Two weeks after a majority of British voters declared they wanted to leave the European Union, there’s still a tremendous amount of uncertainty about how exactly that’s going to happen.
“I’ve not heard anybody on this side of the [English] Channel who has said positive things about the British vote,” said Mitchell Smith, a political economist and the director of the University of Oklahoma’s European Union Center. He’s a frequent contributor to KGOU’s World Views and has been traveling with students in Brussels, the de facto capital of the EU.

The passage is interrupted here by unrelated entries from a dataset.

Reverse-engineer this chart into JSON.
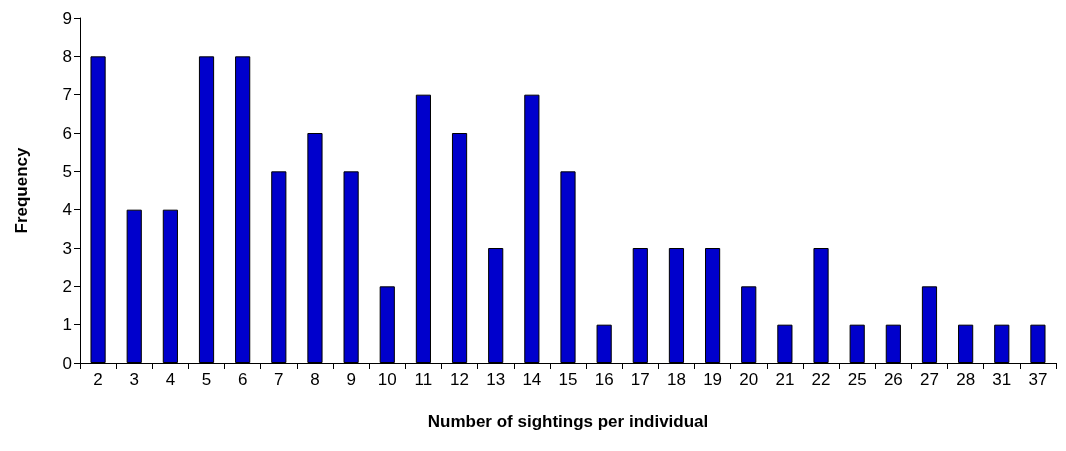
{
  "chart_data": {
    "type": "bar",
    "xlabel": "Number of sightings per individual",
    "ylabel": "Frequency",
    "categories": [
      "2",
      "3",
      "4",
      "5",
      "6",
      "7",
      "8",
      "9",
      "10",
      "11",
      "12",
      "13",
      "14",
      "15",
      "16",
      "17",
      "18",
      "19",
      "20",
      "21",
      "22",
      "25",
      "26",
      "27",
      "28",
      "31",
      "37"
    ],
    "values": [
      8,
      4,
      4,
      8,
      8,
      5,
      6,
      5,
      2,
      7,
      6,
      3,
      7,
      5,
      1,
      3,
      3,
      3,
      2,
      1,
      3,
      1,
      1,
      2,
      1,
      1,
      1
    ],
    "color": "#0000cc",
    "ylim": [
      0,
      9
    ],
    "yticks": [
      0,
      1,
      2,
      3,
      4,
      5,
      6,
      7,
      8,
      9
    ],
    "grid": false
  }
}
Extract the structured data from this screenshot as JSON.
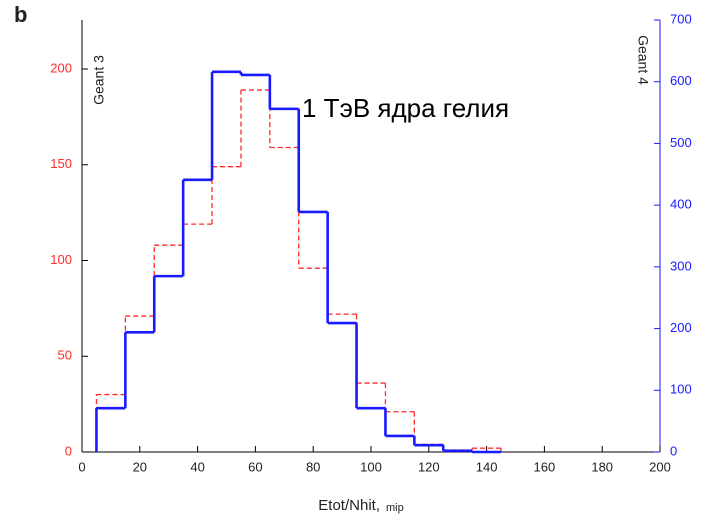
{
  "chart_data": {
    "type": "histogram",
    "panel_label": "b",
    "annotation": "1 ТэВ ядра гелия",
    "xlabel": "Etot/Nhit,",
    "xlabel_unit": "mip",
    "bins": [
      5,
      15,
      25,
      35,
      45,
      55,
      65,
      75,
      85,
      95,
      105,
      115,
      125,
      135,
      145
    ],
    "series": [
      {
        "name": "Geant 3",
        "color": "#ff2a2a",
        "dashed": true,
        "axis": "y",
        "values": [
          30,
          71,
          108,
          119,
          149,
          189,
          159,
          96,
          72,
          36,
          21,
          4,
          1,
          2
        ]
      },
      {
        "name": "Geant 4",
        "color": "#1a1aff",
        "dashed": false,
        "axis": "y2",
        "values": [
          71,
          194,
          285,
          441,
          616,
          611,
          556,
          389,
          209,
          71,
          26,
          11,
          2,
          0
        ]
      }
    ],
    "xlim": [
      0,
      200
    ],
    "xticks": [
      0,
      20,
      40,
      60,
      80,
      100,
      120,
      140,
      160,
      180,
      200
    ],
    "ylim": [
      0,
      225.6
    ],
    "yticks": [
      0,
      50,
      100,
      150,
      200
    ],
    "ytick_color": "#ff2a2a",
    "y2lim": [
      0,
      700
    ],
    "y2ticks": [
      0,
      100,
      200,
      300,
      400,
      500,
      600,
      700
    ],
    "y2tick_color": "#1a1aff"
  }
}
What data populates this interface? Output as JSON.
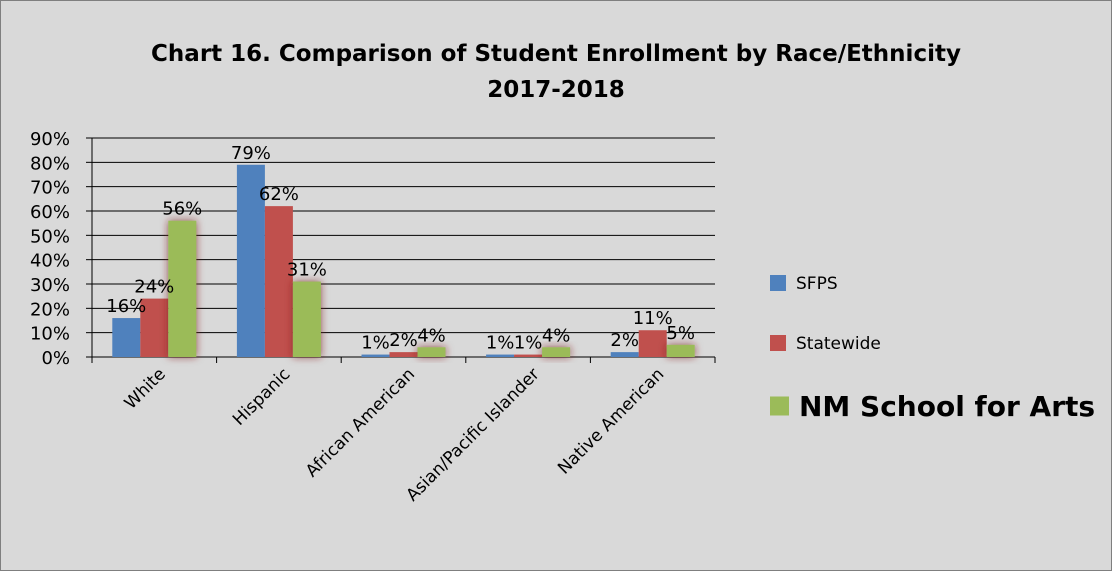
{
  "chart_data": {
    "type": "bar",
    "title": "Chart 16. Comparison of Student Enrollment by Race/Ethnicity",
    "subtitle": "2017-2018",
    "categories": [
      "White",
      "Hispanic",
      "African American",
      "Asian/Pacific Islander",
      "Native American"
    ],
    "series": [
      {
        "name": "SFPS",
        "values": [
          16,
          79,
          1,
          1,
          2
        ],
        "labels": [
          "16%",
          "79%",
          "1%",
          "1%",
          "2%"
        ],
        "color": "#4f81bd"
      },
      {
        "name": "Statewide",
        "values": [
          24,
          62,
          2,
          1,
          11
        ],
        "labels": [
          "24%",
          "62%",
          "2%",
          "1%",
          "11%"
        ],
        "color": "#c0504d"
      },
      {
        "name": "NM School for Arts",
        "values": [
          56,
          31,
          4,
          4,
          5
        ],
        "labels": [
          "56%",
          "31%",
          "4%",
          "4%",
          "5%"
        ],
        "color": "#9bbb59",
        "highlight_color": "#7f1f1f"
      }
    ],
    "ylim": [
      0,
      90
    ],
    "yticks": [
      "0%",
      "10%",
      "20%",
      "30%",
      "40%",
      "50%",
      "60%",
      "70%",
      "80%",
      "90%"
    ],
    "grid": true,
    "legend_position": "right"
  }
}
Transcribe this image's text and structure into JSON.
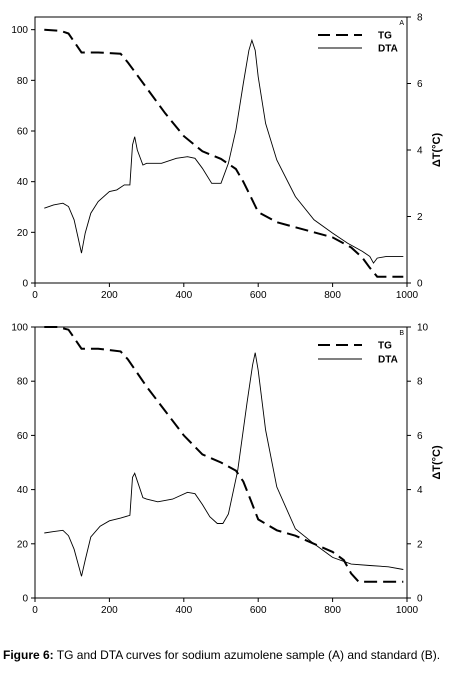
{
  "caption": {
    "label": "Figure 6:",
    "text": " TG and DTA curves for sodium azumolene sample (A) and standard (B)."
  },
  "chart_data": [
    {
      "type": "line",
      "panel_label": "A",
      "ylabel_right": "ΔT(°C)",
      "xlim": [
        0,
        1000
      ],
      "ylim_left": [
        0,
        105
      ],
      "ylim_right": [
        0,
        8
      ],
      "x_ticks": [
        0,
        200,
        400,
        600,
        800,
        1000
      ],
      "y_left_ticks": [
        0,
        20,
        40,
        60,
        80,
        100
      ],
      "y_right_ticks": [
        0,
        2,
        4,
        6,
        8
      ],
      "legend": "top-right",
      "series": [
        {
          "name": "TG",
          "axis": "left",
          "style": "dashed",
          "x": [
            25,
            70,
            90,
            125,
            170,
            230,
            250,
            300,
            350,
            400,
            450,
            500,
            540,
            560,
            580,
            600,
            650,
            700,
            750,
            800,
            850,
            880,
            900,
            920,
            990
          ],
          "y": [
            100,
            99.5,
            98.5,
            91,
            91,
            90.5,
            87,
            77,
            67,
            58,
            52,
            49,
            45,
            40,
            34,
            28,
            24,
            22,
            20,
            18,
            14,
            10,
            6,
            2.5,
            2.5
          ]
        },
        {
          "name": "DTA",
          "axis": "right",
          "style": "solid",
          "x": [
            25,
            50,
            75,
            90,
            105,
            115,
            125,
            135,
            150,
            170,
            200,
            220,
            240,
            255,
            262,
            268,
            275,
            290,
            300,
            320,
            340,
            380,
            410,
            430,
            450,
            475,
            500,
            520,
            540,
            560,
            575,
            583,
            592,
            600,
            620,
            650,
            700,
            750,
            800,
            840,
            880,
            900,
            910,
            920,
            945,
            990
          ],
          "y": [
            2.25,
            2.35,
            2.4,
            2.3,
            1.9,
            1.4,
            0.9,
            1.5,
            2.1,
            2.45,
            2.75,
            2.8,
            2.95,
            2.95,
            4.15,
            4.4,
            4.0,
            3.55,
            3.6,
            3.6,
            3.6,
            3.75,
            3.8,
            3.75,
            3.45,
            3.0,
            3.0,
            3.6,
            4.6,
            6.0,
            7.0,
            7.3,
            7.0,
            6.2,
            4.8,
            3.7,
            2.6,
            1.9,
            1.5,
            1.2,
            0.95,
            0.8,
            0.6,
            0.75,
            0.8,
            0.8
          ]
        }
      ]
    },
    {
      "type": "line",
      "panel_label": "B",
      "ylabel_right": "ΔT(°C)",
      "xlim": [
        0,
        1000
      ],
      "ylim_left": [
        0,
        100
      ],
      "ylim_right": [
        0,
        10
      ],
      "x_ticks": [
        0,
        200,
        400,
        600,
        800,
        1000
      ],
      "y_left_ticks": [
        0,
        20,
        40,
        60,
        80,
        100
      ],
      "y_right_ticks": [
        0,
        2,
        4,
        6,
        8,
        10
      ],
      "legend": "top-right",
      "series": [
        {
          "name": "TG",
          "axis": "left",
          "style": "dashed",
          "x": [
            25,
            60,
            90,
            125,
            170,
            230,
            250,
            300,
            350,
            400,
            450,
            500,
            540,
            560,
            580,
            600,
            650,
            700,
            750,
            800,
            830,
            850,
            870,
            990
          ],
          "y": [
            100,
            100,
            99,
            92,
            92,
            91,
            88,
            78,
            69,
            60,
            53,
            50,
            47,
            43,
            36,
            29,
            25,
            23,
            20,
            17,
            14,
            9,
            6,
            6
          ]
        },
        {
          "name": "DTA",
          "axis": "right",
          "style": "solid",
          "x": [
            25,
            50,
            75,
            90,
            105,
            115,
            125,
            135,
            150,
            175,
            200,
            230,
            255,
            262,
            268,
            278,
            290,
            300,
            330,
            370,
            410,
            430,
            450,
            470,
            490,
            505,
            520,
            545,
            570,
            585,
            592,
            600,
            620,
            650,
            700,
            750,
            800,
            850,
            900,
            950,
            990
          ],
          "y": [
            2.4,
            2.45,
            2.5,
            2.3,
            1.8,
            1.3,
            0.8,
            1.4,
            2.25,
            2.65,
            2.85,
            2.95,
            3.05,
            4.45,
            4.6,
            4.2,
            3.7,
            3.65,
            3.55,
            3.65,
            3.9,
            3.85,
            3.45,
            3.0,
            2.75,
            2.75,
            3.1,
            4.7,
            7.2,
            8.6,
            9.05,
            8.4,
            6.2,
            4.1,
            2.55,
            2.0,
            1.5,
            1.25,
            1.2,
            1.15,
            1.05
          ]
        }
      ]
    }
  ]
}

The “Brexit” vote still dominates the conversation and news coverage in the UK. The country is still incredibly divided, even though the vote is a done deal. But there’s very little disparity in Continental Europe, and Smith says most of the people he’s talked to are upset, depressed, and concerned about the future. But the EU institutions – the European Commission, the Council, and the Parliament –didn’t expect the “Leave” campaign to triumph, and as a result, EU policymakers are detached from the sentiment of both British citizens and residents of the member states.

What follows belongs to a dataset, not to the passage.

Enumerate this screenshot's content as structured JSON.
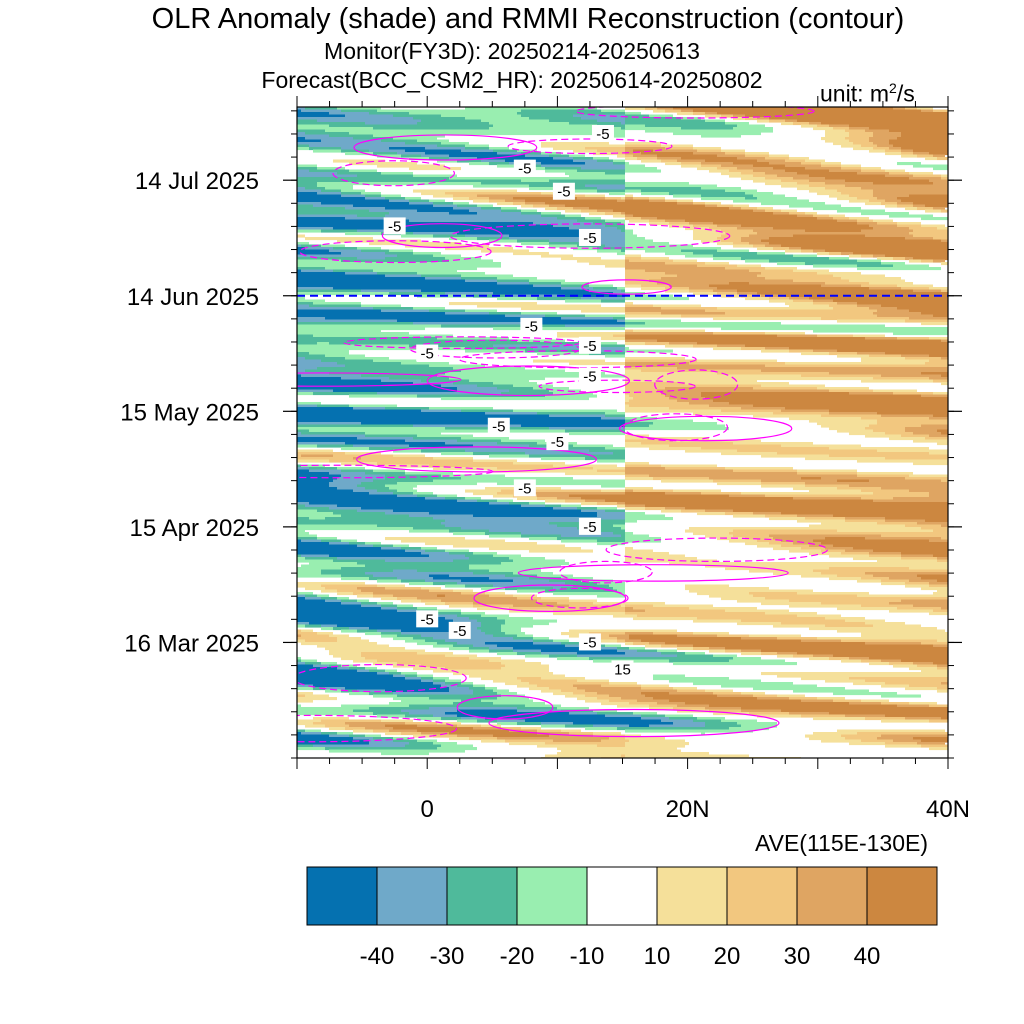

“What they’re going to do about it remains somewhat unclear, but I think they’ve received the message,” Smith said. “One, the message that not all is well and something has to change. And secondly, that the initial instinct to punish the British by telling them, ‘OK, now get out as quickly as possible, good riddance, be gone, don't let the door hit you on the way out,’ I think is an understanding now that slowing down the process and negotiating a deal that will be in the interest of both sides is really the best approach.”